By Pauline Kerr
Canada is headed into a federal election this September – no shock, since the major parties have been campaigning for months.
While not surprising, the official call on Aug. 15 was somewhat unnerving, coming at the same time medical authorities started to refer to the long-feared COVID-19 fourth wave as something that is already happening. Again, there was no real surprise. The rising numbers tell their own story.
Even more unnerving is the fact a lot of people have stopped wondering if their kids would ever go back to in-person schooling and are scrambling to find decent shoes that fit the teenager who has gone barefoot or worn ratty old sneakers for months. School is going back. Reading and writing and ‘rithmetic. Backpacks and iPads and brand-name everything. And possibly vaccination passports, but that is a debate for another day.
Many businesses have been contacting employees about returning to the workplace, raising the question of daycare availability. The folks who have enjoyed telecommuting from the cottage for over a year, and started making plans for this to become a permanent state of affairs, are discovering with horror they are expected back at their big city offices.
Calling a federal election right now does seem odd timing. In some ways, though, the timing is perfect. The Trudeau Liberals have managed to hold onto their minority government for almost two years, throughout the worst of the pandemic. As the shift to some form of normality seems to be happening despite the fourth wave, this seems to be the time to seek a much more stable majority for the difficult work ahead, rather than continue with a government whose continued existence depends on other parties.
A minority government can work, and work well, if there is the will among all parties to keep it going. The periodic rumblings from opposition parties indicate the will to make this government work is quickly eroding.

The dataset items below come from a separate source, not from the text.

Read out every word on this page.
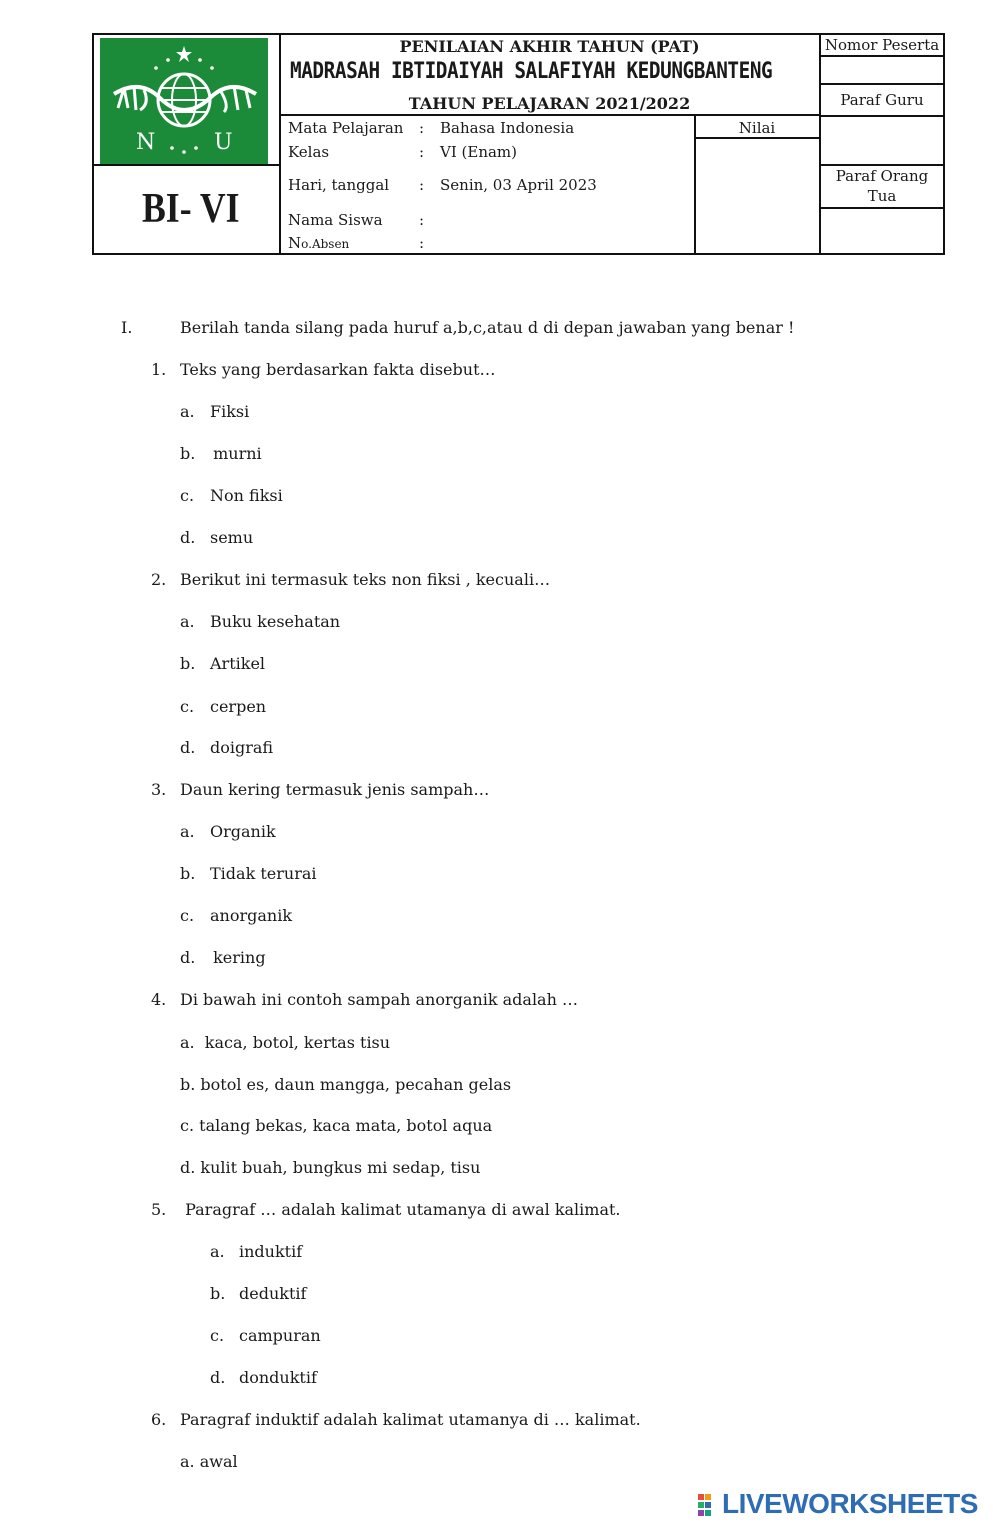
N	U
PENILAIAN AKHIR TAHUN (PAT)
MADRASAH IBTIDAIYAH SALAFIYAH KEDUNGBANTENG
TAHUN PELAJARAN 2021/2022
BI- VI
Nomor Peserta
Paraf Guru
Paraf Orang
Tua
Nilai
Mata Pelajaran : Bahasa Indonesia
Kelas	: VI (Enam)
Hari, tanggal : Senin, 03 April 2023
Nama Siswa :
No.Absen	:
I.	Berilah tanda silang pada huruf a,b,c,atau d di depan jawaban yang benar !
1. Teks yang berdasarkan fakta disebut…
a. Fiksi
b. murni
c. Non fiksi
d. semu
2. Berikut ini termasuk teks non fiksi , kecuali…
a. Buku kesehatan
b. Artikel
c. cerpen
d. doigrafi
3. Daun kering termasuk jenis sampah…
a. Organik
b. Tidak terurai
c. anorganik
d. kering
4. Di bawah ini contoh sampah anorganik adalah …
a.  kaca, botol, kertas tisu
b. botol es, daun mangga, pecahan gelas
c. talang bekas, kaca mata, botol aqua
d. kulit buah, bungkus mi sedap, tisu
5. Paragraf … adalah kalimat utamanya di awal kalimat.
a. induktif
b. deduktif
c. campuran
d. donduktif
6. Paragraf induktif adalah kalimat utamanya di … kalimat.
a. awal
LIVEWORKSHEETS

No one doubts for a moment that a federal election can take place safely, despite COVID. What can and should be questioned is whether voters will have sufficient opportunities to explore the issues and make an informed decision.
A snap election might tend to push people toward making a snap decision, or not voting at all – understandable, with all the other pressures we are facing.
Canadians have been spoiled by decades of good government, no matter what party is in power. There may be errors in judgment, and decisions and policies with which we disagree, but we have not suffered through a truly bad government. In recent years there has been a problem getting people to buy into elections and cast their ballots.
It is up to each person who is eligible to vote to ensure that does not happen with the coming federal election.
The short time for the official campaign, and the pandemic, will make it difficult for candidates to go knocking on doors and participate in public events. There will be fewer opportunities to find out what each stands for, and even fewer chances to keep candidates informed about what we, the voters, consider to be key issues.
The temptation will be to let the “back-room boys” decide what the issues are and vote accordingly – or not bother voting. We cannot let that happen.
An election campaign is one of the few times our voices are heard by those we choose to make the decisions. Our country is facing major challenges – recovery from a worldwide pandemic, the ravages of global climate change, political instability in many parts of the world that could erupt into war, and much more. We have to make sure the right people are in place in Ottawa to make wise decisions.
While some of us may be thinking with weird fondness back to life in a lockdown, when our most difficult decision was whether to get dressed in real clothes or spend the day in pyjamas, we cannot turn back the clock. We have serious decisions to make, and a responsibility to ensure they are good ones.